“I don’t think,” he said, “that Welfare has made it quite clear to you why we want you to go.”

“I understood that it was to be a sort of pleasure trip for me in charge of this malefactor of yours.”

“As a matter of fact, I think you would find the journey interesting, though fatiguing. But that is not the point.”

“My point is that I have no wish to be murdered in a howling wilderness by a man of whom I utterly disapprove.”

“Jakoub may be a murderer for all I know,” Edmund admitted. “I am sure he would become one if it suited his convenience. But you must know that neither Welfare nor I would suggest your going if there was the slightest chance of his murdering you!”

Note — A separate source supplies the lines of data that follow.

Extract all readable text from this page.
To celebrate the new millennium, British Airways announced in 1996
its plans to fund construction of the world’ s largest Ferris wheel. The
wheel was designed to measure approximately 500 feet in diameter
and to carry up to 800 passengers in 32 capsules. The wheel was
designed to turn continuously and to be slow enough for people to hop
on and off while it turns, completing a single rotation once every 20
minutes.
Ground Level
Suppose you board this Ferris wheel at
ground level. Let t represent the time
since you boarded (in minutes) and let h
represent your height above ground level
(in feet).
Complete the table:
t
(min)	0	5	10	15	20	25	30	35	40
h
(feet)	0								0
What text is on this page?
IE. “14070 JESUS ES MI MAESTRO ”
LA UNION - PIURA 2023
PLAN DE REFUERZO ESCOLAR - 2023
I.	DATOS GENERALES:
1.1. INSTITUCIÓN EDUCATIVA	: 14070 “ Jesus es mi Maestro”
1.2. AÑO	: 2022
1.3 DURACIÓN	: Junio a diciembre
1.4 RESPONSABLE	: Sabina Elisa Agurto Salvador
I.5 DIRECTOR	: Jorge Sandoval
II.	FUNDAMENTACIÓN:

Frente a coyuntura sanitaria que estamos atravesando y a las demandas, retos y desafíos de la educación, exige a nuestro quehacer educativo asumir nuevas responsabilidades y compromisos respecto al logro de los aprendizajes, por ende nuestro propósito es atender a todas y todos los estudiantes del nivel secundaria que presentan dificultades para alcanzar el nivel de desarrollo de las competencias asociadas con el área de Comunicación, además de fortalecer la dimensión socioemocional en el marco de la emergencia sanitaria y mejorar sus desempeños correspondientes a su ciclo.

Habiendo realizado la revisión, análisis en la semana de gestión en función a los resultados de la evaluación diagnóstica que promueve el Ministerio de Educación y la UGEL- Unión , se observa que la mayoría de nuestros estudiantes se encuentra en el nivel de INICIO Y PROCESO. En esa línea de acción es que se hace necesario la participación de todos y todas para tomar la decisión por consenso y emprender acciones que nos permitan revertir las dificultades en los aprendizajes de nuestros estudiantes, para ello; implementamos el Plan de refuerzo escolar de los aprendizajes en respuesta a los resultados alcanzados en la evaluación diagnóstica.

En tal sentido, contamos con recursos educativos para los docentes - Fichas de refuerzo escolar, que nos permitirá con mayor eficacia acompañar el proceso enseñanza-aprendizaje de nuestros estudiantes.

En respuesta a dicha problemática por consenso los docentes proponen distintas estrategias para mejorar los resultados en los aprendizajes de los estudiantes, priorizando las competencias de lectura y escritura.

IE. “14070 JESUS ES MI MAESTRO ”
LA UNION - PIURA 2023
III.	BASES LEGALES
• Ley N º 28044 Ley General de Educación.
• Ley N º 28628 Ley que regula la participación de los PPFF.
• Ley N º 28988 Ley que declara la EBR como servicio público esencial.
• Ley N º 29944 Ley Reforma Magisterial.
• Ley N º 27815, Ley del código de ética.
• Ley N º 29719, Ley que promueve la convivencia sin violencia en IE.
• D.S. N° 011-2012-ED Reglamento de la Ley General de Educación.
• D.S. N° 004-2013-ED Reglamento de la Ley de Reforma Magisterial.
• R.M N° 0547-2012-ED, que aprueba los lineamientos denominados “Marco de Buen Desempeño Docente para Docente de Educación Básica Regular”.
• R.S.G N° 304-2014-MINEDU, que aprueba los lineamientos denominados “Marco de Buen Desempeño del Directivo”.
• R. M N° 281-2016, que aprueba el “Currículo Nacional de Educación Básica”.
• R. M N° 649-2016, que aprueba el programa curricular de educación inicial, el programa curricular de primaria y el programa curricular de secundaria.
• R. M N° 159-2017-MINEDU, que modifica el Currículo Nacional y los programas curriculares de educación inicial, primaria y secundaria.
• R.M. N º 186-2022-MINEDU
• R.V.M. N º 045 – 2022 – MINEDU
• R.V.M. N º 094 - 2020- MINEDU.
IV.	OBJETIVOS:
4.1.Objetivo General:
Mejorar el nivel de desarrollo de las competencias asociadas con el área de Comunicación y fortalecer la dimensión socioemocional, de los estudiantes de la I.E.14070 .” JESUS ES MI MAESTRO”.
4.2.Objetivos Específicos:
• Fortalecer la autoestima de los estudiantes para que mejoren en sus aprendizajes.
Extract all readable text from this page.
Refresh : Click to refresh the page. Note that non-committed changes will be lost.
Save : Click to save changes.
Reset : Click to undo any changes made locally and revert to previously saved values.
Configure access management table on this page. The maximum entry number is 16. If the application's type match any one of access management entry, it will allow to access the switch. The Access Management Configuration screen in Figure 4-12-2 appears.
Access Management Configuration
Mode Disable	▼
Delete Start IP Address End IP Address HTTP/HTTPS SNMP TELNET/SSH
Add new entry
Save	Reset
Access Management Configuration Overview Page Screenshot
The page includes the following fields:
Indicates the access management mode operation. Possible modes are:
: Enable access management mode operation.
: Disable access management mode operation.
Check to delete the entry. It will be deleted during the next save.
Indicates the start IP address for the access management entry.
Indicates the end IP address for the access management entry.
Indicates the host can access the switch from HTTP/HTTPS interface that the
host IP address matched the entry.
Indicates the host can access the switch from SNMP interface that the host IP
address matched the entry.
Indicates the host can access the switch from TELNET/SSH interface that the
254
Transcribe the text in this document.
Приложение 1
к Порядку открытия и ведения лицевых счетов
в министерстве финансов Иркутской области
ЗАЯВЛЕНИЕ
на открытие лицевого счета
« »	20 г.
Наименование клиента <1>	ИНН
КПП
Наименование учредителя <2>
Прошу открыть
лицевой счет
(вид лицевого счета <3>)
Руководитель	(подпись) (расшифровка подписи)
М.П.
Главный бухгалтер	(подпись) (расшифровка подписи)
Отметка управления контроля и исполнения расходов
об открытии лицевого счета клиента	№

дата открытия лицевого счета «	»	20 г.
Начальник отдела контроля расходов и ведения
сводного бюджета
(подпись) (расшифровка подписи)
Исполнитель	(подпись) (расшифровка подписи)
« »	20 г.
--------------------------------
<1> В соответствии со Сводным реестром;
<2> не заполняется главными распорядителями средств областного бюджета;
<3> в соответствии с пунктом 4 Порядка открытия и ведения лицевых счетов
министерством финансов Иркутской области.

Of course, I did know this perfectly well; but with the babyish perversity that sometimes afflicts quite sensible people, I felt compelled to go on being offended. I was making myself ridiculous, and I knew it, and nothing feeds anger in one’s heart like that. But having once adopted a pose, even a pose one dislikes or is tired of, it requires immense strength of mind to abandon it.

I have known the happiness of families wrecked by this fatuous adhesion to a worn-out, discredited and detested pose.

“I don’t see,” I said, “what is to prevent his murdering me if he wants to. I’m sure he dislikes me as much as I do him.”

“Very likely. But under the circumstances you will be necessary to his own safety. Jakoub has sense enough to control his dislikes.”

“And in what way am I to protect him?”